「サプライズ文化」がもたらしたもの 子どもへの影響

幼児教育

「誕生日・記念日にはサプライズを!」に馴染みが出て、違和感を覚えなくなったのはいつ頃からでしょうか。

経験や価値観が定着している大人、特に恋人関係にある人達にとって、それは新鮮で羨望の的になるかもしれませんが、子どもにそれを適用するのは果たしてどうなのかと疑問を持ってしまいます。

そもそも、《サプライズ》=喜ぶ という短絡的な思考も考えものです。

私の幼少期を思い返すと、誕生日は事前に親と話をしながら欲しいものを決め、長期の休みは事前に計画を立てて旅行の準備をしたものです。

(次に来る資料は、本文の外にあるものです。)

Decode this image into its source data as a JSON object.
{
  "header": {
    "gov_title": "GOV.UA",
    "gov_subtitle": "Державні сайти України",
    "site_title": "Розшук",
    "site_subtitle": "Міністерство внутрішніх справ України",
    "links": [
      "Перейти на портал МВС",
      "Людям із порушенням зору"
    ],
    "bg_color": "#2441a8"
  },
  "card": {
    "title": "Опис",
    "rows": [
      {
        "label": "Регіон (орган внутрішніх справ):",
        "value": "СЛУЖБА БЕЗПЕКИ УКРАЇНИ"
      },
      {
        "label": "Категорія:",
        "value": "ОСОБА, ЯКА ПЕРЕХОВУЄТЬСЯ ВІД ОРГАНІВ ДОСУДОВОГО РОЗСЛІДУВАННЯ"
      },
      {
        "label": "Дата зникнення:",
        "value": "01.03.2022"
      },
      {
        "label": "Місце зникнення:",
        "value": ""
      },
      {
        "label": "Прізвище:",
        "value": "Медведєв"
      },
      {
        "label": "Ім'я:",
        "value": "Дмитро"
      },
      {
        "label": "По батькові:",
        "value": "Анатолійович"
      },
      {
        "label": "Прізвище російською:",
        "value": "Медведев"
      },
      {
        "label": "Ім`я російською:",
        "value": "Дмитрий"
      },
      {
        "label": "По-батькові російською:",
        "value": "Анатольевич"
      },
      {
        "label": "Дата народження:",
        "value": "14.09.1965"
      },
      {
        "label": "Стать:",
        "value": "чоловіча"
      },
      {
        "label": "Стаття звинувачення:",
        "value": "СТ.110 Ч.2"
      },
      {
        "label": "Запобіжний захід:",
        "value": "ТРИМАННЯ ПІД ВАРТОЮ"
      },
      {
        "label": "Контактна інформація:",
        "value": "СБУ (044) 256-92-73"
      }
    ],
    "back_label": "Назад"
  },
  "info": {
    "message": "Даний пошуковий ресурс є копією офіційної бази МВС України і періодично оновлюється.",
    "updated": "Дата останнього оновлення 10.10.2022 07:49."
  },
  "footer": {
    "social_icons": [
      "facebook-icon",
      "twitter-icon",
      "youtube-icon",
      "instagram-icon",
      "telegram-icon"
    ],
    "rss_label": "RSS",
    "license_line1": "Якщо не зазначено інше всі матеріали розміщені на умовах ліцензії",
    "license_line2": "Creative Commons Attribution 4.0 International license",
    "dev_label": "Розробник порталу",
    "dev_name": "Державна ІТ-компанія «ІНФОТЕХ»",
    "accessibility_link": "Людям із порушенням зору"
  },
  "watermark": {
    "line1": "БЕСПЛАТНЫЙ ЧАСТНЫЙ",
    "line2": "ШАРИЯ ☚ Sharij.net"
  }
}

「サプライズ」の対義語は、いくつかありますが「計画的」が一番しっくりきました。

子どもを育てる時に、必要なことの一つがこの「計画的」です。

たとえば、旅行に行くならばいくつものステップを経て計画を立てます。

まず目の前にいる子どもの観察(何に興味を持ち、今の成長の段階はどれくらいなのか?)そして、親として体験させたいことをいくつか挙げて、行先に目星をつけます。

その後、子どもに話をして「行きたい!やりたい!」という気持ちを持たせ、それにふさわしい日常の行動をとれるよう導きます。そうすることで、子どもは自分を律して生活や感情をコントロールしながら、楽しみに待つという経験ができるのです。

《指折り数えてワクワクする。》《直前にやらかして危うく中止となり反省して改める。》《旅先で起きることやできることは何だろうと想像を巡らせる。》一例ですが、こんな経験ができるはずの旅行が、「サプライズ」になった途端、《ビックリする》という感情しか残らないのです。

潤沢な資金があるご家庭には無縁かもしれませんが、有限な資金で子育てをしている場合は、今一度費用対効果を考え直してみてください。

「サプライズ」を続けた結果、子どもの将来から思わぬ「サプライズ」を受ける日が来るかもしれません。